En raison de l'existence de douleurs, le patient a consulté entre juin 2005 et juillet 2008 le docteur [S] [F], médecin stomatologue, qui a notamment procédé à l'extraction d'une molaire, à la pose d'un amalgame sur la dent 17, à la dépose de la couronne de la dent 26 et à la pose d'une couronne provisoire sur la dent 24.
À compter du mois d'août 2008, M. [E] [N] s'est adressé au docteur [M] [U] qui a pratiqué une pulpectomie puis a procédé à l'extraction de la racine mésio-vestibulaire de la dent 26, laquelle avait été perforée.
M. [E] [N] a présenté une infection à la mâchoire et des douleurs sinusiennes, qui ont justifié sa prise en charge notamment par le docteur [V] [T], qui a procédé à l'extraction de la dent 27, et le docteur [A] [J], chirurgien maxillo-facial, qui a procédé à l'avulsion définitive de la dent 26 et à la fermeture d'une communication bucco-sinusienne.
M. [E] [N] a saisi le juge des référés du tribunal de Rennes aux fins d'expertise judiciaire, laquelle a été confiée par ordonnance rendue le 16 janvier 2014 au docteur [O] [P], remplacé le 28 janvier 2014 par le docteur [X] [H].
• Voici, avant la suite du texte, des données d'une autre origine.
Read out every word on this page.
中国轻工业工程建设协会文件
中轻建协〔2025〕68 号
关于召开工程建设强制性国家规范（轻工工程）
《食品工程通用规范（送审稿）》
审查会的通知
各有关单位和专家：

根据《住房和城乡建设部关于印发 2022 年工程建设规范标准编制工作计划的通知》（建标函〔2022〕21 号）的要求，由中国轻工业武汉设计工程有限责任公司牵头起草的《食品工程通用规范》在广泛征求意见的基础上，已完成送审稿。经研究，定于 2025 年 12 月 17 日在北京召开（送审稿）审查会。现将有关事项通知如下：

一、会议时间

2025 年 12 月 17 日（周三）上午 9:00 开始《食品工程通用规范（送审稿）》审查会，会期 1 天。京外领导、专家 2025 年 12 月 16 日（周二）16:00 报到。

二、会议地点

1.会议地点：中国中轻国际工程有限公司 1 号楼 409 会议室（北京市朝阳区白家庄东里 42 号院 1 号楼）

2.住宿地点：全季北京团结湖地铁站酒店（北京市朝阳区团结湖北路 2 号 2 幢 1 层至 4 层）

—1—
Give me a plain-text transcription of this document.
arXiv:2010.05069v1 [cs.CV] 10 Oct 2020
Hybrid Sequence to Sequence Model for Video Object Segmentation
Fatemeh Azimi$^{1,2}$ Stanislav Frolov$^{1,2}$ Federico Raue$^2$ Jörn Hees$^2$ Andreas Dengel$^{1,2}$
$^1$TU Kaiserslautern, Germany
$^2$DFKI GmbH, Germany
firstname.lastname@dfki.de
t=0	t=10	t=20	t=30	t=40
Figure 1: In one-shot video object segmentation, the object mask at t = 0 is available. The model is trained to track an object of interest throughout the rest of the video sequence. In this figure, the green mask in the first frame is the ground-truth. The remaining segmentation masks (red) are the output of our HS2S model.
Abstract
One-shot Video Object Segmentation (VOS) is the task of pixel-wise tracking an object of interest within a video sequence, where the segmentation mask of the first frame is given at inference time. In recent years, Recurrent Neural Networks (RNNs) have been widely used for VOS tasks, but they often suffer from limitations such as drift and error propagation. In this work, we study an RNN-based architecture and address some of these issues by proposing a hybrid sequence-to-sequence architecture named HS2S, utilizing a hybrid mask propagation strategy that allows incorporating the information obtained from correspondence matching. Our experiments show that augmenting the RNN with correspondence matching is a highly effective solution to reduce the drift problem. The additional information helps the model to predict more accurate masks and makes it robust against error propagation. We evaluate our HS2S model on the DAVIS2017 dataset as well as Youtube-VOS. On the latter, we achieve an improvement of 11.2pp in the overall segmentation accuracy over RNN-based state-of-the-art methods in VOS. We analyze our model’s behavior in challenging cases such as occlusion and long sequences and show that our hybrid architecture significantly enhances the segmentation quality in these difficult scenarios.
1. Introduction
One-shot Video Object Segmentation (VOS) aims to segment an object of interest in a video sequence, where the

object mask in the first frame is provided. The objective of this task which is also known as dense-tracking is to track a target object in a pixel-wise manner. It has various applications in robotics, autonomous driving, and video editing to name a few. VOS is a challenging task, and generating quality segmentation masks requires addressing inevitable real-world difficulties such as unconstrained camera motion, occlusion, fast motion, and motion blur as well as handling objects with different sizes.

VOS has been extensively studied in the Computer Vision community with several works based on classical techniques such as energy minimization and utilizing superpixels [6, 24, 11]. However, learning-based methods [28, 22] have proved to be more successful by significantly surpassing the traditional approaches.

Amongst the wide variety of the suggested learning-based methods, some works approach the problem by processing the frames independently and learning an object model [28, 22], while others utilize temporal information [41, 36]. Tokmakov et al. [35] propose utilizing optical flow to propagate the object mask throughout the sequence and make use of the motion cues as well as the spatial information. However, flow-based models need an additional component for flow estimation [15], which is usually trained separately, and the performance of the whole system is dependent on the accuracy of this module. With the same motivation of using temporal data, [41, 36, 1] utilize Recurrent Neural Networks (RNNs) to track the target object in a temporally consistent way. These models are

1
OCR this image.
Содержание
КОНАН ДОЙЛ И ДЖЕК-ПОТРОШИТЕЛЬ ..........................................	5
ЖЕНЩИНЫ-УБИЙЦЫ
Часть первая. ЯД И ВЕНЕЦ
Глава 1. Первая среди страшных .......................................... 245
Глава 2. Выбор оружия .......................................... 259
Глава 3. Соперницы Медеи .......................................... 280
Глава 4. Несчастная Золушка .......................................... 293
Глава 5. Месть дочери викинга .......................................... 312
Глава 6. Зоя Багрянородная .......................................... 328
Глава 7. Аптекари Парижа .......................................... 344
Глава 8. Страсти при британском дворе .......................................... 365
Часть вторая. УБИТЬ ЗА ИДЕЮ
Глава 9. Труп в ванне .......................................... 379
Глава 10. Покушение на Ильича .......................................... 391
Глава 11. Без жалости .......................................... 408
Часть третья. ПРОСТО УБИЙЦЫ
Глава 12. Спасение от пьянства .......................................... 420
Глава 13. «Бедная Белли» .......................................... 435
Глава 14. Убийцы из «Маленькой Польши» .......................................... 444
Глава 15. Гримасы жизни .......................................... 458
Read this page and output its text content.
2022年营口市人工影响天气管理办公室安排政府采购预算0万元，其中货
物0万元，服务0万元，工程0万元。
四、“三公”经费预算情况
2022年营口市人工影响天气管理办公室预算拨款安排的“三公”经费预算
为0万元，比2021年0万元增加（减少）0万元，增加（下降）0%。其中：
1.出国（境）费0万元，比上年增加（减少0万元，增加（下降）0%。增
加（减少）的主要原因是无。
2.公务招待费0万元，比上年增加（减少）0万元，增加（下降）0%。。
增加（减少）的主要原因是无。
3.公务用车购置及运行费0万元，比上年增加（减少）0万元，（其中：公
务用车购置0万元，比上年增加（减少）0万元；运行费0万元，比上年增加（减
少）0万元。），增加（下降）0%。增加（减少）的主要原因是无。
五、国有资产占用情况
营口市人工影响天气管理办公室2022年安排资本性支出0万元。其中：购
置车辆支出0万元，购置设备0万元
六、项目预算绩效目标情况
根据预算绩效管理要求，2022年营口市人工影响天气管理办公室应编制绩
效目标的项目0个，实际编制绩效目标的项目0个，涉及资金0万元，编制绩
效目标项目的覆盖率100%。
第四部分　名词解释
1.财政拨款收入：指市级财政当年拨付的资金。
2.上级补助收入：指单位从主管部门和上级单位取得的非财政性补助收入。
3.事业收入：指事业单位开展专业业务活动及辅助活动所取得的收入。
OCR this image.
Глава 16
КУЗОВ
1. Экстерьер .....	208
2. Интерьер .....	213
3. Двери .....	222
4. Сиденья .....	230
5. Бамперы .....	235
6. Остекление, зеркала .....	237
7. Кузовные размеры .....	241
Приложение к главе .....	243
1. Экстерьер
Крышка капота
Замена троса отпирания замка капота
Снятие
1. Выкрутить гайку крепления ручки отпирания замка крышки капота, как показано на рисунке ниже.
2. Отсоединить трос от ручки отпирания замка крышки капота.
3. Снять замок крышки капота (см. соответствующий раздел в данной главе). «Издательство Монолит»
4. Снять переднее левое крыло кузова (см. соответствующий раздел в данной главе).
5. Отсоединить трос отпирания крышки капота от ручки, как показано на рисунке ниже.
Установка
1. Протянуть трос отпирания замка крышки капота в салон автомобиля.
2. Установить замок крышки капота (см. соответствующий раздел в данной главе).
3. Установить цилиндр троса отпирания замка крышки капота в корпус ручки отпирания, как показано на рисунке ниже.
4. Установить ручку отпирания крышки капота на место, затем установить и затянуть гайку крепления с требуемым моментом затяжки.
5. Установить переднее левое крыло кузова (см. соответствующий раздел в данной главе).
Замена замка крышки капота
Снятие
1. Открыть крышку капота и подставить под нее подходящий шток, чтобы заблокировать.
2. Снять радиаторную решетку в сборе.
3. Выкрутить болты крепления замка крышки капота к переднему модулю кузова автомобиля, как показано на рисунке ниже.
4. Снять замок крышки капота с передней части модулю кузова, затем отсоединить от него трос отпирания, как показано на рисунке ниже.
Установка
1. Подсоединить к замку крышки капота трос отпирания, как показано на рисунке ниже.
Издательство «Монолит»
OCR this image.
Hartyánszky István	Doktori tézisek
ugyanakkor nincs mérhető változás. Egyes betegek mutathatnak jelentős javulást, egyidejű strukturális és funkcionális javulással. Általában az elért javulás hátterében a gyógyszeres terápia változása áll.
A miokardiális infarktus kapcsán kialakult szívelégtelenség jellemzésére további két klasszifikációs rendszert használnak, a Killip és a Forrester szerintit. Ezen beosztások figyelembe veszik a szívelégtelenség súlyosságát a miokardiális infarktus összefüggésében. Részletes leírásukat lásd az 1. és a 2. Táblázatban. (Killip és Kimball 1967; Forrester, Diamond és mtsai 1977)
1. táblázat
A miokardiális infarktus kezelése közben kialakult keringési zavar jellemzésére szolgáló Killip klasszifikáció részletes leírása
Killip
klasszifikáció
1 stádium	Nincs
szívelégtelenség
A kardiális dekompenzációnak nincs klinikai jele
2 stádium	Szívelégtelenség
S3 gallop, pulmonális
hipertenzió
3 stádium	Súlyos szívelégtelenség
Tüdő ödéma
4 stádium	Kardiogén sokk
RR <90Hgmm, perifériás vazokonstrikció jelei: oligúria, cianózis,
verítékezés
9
L'expert judiciaire a établi son rapport définitif le 27 octobre 2014.
Par actes délivrés le 25 juin 2018, M. [E] [N] a fait assigner devant le tribunal de Rennes M. [R] [L] et la CPAM d'Ille-et- Vilaine aux fins d'obtenir l'indemnisation de ses préjudices.
Par exploit d'huissier en date du 25 octobre 2018, M. [R] [L] a fait assigner la société Swisslife, son assureur, aux fins principalement de la voir condamner à le garantir de toute condamnation qui pourrait être mise à sa charge.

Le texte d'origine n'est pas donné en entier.